Mit 13 zu 10 Stimmen beschloss die Kommission für Umwelt, Raumplanung und Energie des Nationalrates (UREK-N), der parlamentarischen Initiative Candinas 20.456 Folge zu geben. Diese verlangt eine Anpassung des Zweitwohnungsgesetzes, damit sogenannte altrechtliche Bauten flexibler modernisiert werden können – Bauten also, die vor der Annahme der Zweitwohnungsinitiative bereits existierten oder bewilligst waren. In Gemeinden mit einem Zweitwohnungsanteil von über 20 Prozent können diese Bauten nur beschränkt erneuert werden, wenn sie in der Art der Wohnnutzung frei bleiben sollen. Die Initiative will die geltenden Restriktionen adaptieren: Erstens sollen die Eigentümerinnen und Eigentümer bei einer Erneuerung gleichzeitig die Hauptnutzfläche ihrer altrechtlichen Bauten um 30 Prozent erweitern und zusätzliche Wohnungen schaffen dürfen. Zweitens wäre neu eine Erweiterung auch bei einem Wiederaufbau zulässig. Drittens soll der Standort für wiederaufgebaute Häuser innerhalb des Grundstückes frei gewählt werden dürfen.
Aus Sicht der UREK-N hemmen die strengen Auflagen des Zweitwohnungsgesetzes Investitionen in bestehende Erstwohnungsbauten. Der Kommission ist es ein Anliegen, dass die einheimischen Eigentümerinnen und Eigentümer mehr Möglichkeiten erhalten, ihre Häuser zu erneuern respektive wiederaufzubauen. Die Wohnfläche soll in jedem Fall massvoll erweitert werden dürfen. Gerade in Dörfern, die gegen Abwanderung kämpfen, sei es wichtig, dass die einheimische Bevölkerung in Bauten investieren könne. Die Kommission ist der Ansicht, dass die vorgesehenen Erleichterungen mit dem Anliegen der Zweitwohnungsinitiative kompatibel sind. Es entstünden dadurch keine neuen Zweitwohnungen auf der grünen Wiese.

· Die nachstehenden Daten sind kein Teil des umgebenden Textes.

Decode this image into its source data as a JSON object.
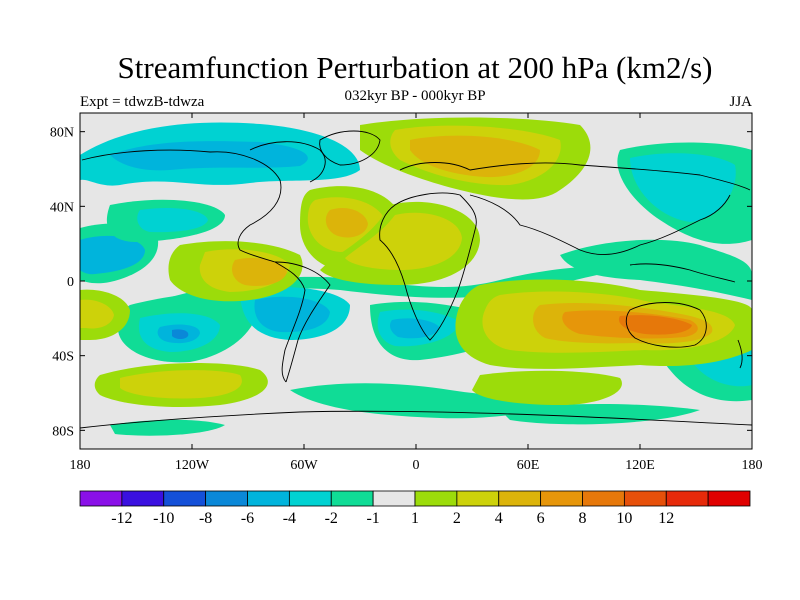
{
  "header": {
    "title": "Streamfunction Perturbation at 200 hPa (km2/s)",
    "left_label": "Expt = tdwzB-tdwza",
    "center_label": "032kyr BP - 000kyr BP",
    "right_label": "JJA"
  },
  "map": {
    "projection": "cylindrical equidistant",
    "background_color": "#e6e6e6",
    "lat_ticks": [
      "80N",
      "40N",
      "0",
      "40S",
      "80S"
    ],
    "lon_ticks": [
      "180",
      "120W",
      "60W",
      "0",
      "60E",
      "120E",
      "180"
    ]
  },
  "colorbar": {
    "colors": [
      "#8a10e8",
      "#3a10e0",
      "#1450d8",
      "#0a88d8",
      "#00b4dc",
      "#00d2d2",
      "#10dc96",
      "#e6e6e6",
      "#9cdc0a",
      "#cdd20a",
      "#dcb40a",
      "#e6960a",
      "#e6780a",
      "#e6500a",
      "#e62a0a",
      "#e00000"
    ],
    "labels": [
      "-12",
      "-10",
      "-8",
      "-6",
      "-4",
      "-2",
      "-1",
      "1",
      "2",
      "4",
      "6",
      "8",
      "10",
      "12"
    ]
  }
}
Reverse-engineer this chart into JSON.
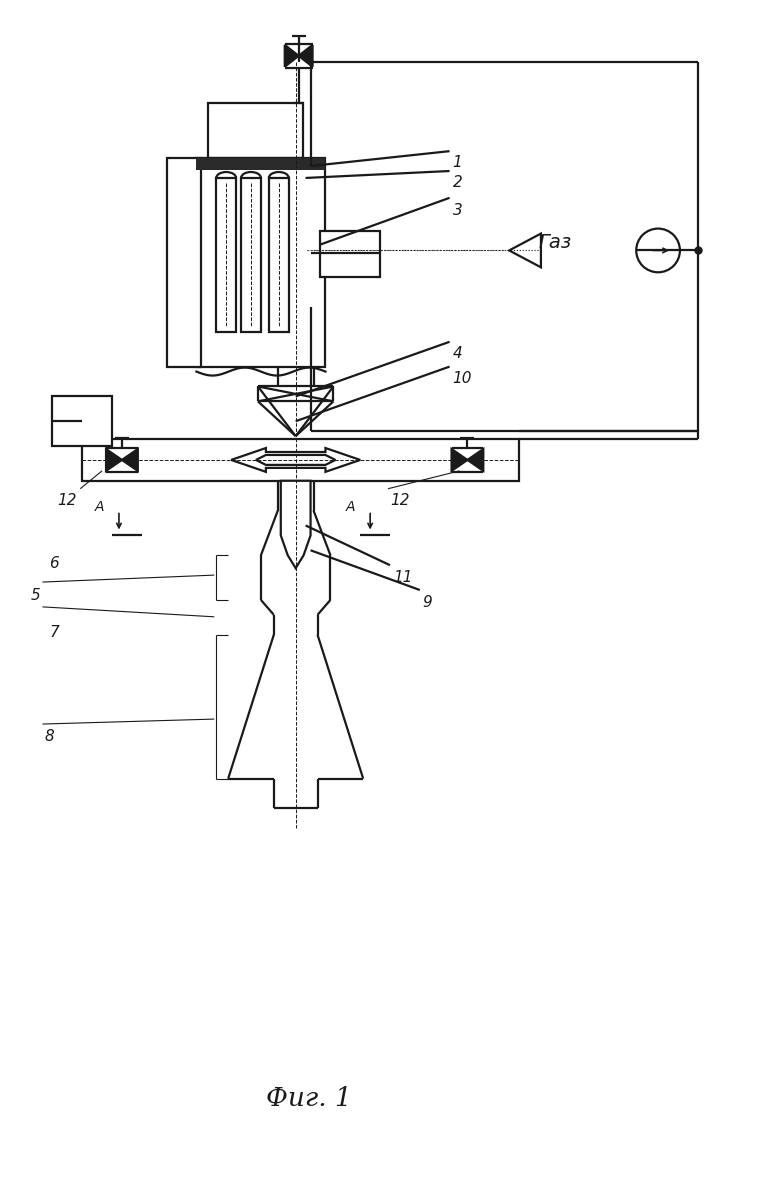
{
  "bg_color": "#ffffff",
  "line_color": "#1a1a1a",
  "fig_caption": "Фиг. 1",
  "gaz_label": "Газ"
}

Ein Teil der Kommission sieht keinen Handlungsbedarf und erachtet die aktuellen Erweiterungsmöglichkeiten als ausreichend. Die geltenden Bestimmungen seien als Kompromiss zu verstehen, der einerseits den Zweitwohnungsartikel der Verfassung und damit den Volkswillen respektiere und andererseits möglichst viel Spielraum lasse. Auch der Bundesrat sehe beim Zweitwohnungsgesetz – gestützt auf die Wirkungsanalyse vom 12. Mai 2021 – keinen Anpassungsbedarf.
Anhörungen zu negativen Emissionen
Im Rahmen von Anhörungen hat sich die Kommission über Pflanzenkohle und Böden als CO2-Senken sowie über verschiedene Verfahren zur Entnahme von CO2 aus der Atmosphäre und dessen Speicherung informieren lassen. Die Kommission hält negative Emissionen für notwendig, um die Klimaziele zu erreichen. In einem nächsten Schritt wird sich die Kommission mit der Frage auseinandersetzen, welche Regulierungshürden bei der Entwicklung und beim Einsatz von Negativemissionstechnologien bestehen und wie diese überwunden werden können.
Im Weiteren hat die Kommission einstimmig beschlossen, der parlamentarischen Initiative 19.502 «Anpassung des Kernenergiegesetzes zwecks Vorbeugung gegen Ring-Fencing-Strategien der AKW-Betreibergesellschaften» keine Folge zu geben. Sie sieht gegenwärtig keinen Handlungsbedarf auf Gesetzesstufe, möchte das Anliegen aber weiterverfolgen und dabei die Sachlage und allfällige Massnahmen vertieft prüfen. Eine Sistierung der parlamentarischen Initiative war aufgrund der zwingenden Behandlungsfrist nicht möglich.
Schliesslich hat die Kommission mit 14 zu 6 Stimmen bei einer Enthaltung der Motion 20.3667 «Dank Innovation Green Deals die Kreislaufwirtschaft und die nachhaltige Ressourcennutzung fördern» zugestimmt. Die Kommission unterstützt das Anliegen der Motion. Es wird auch im Rahmen der Arbeiten zur parlamentarischen Initiative zur Kreislaufwirtschaft (20.433) behandelt, die konkrete Umsetzung ist aber noch offen. Eine Minderheit beantragt, die Motion abzulehnen.
Die Kommission hat am 20./21. Mai 2021 unter dem Vorsitz von Nationalrat Bastien Girod (G/ZH) und teilweise in Anwesenheit von Bundesrätin Simonetta Sommaruga in Bern getagt.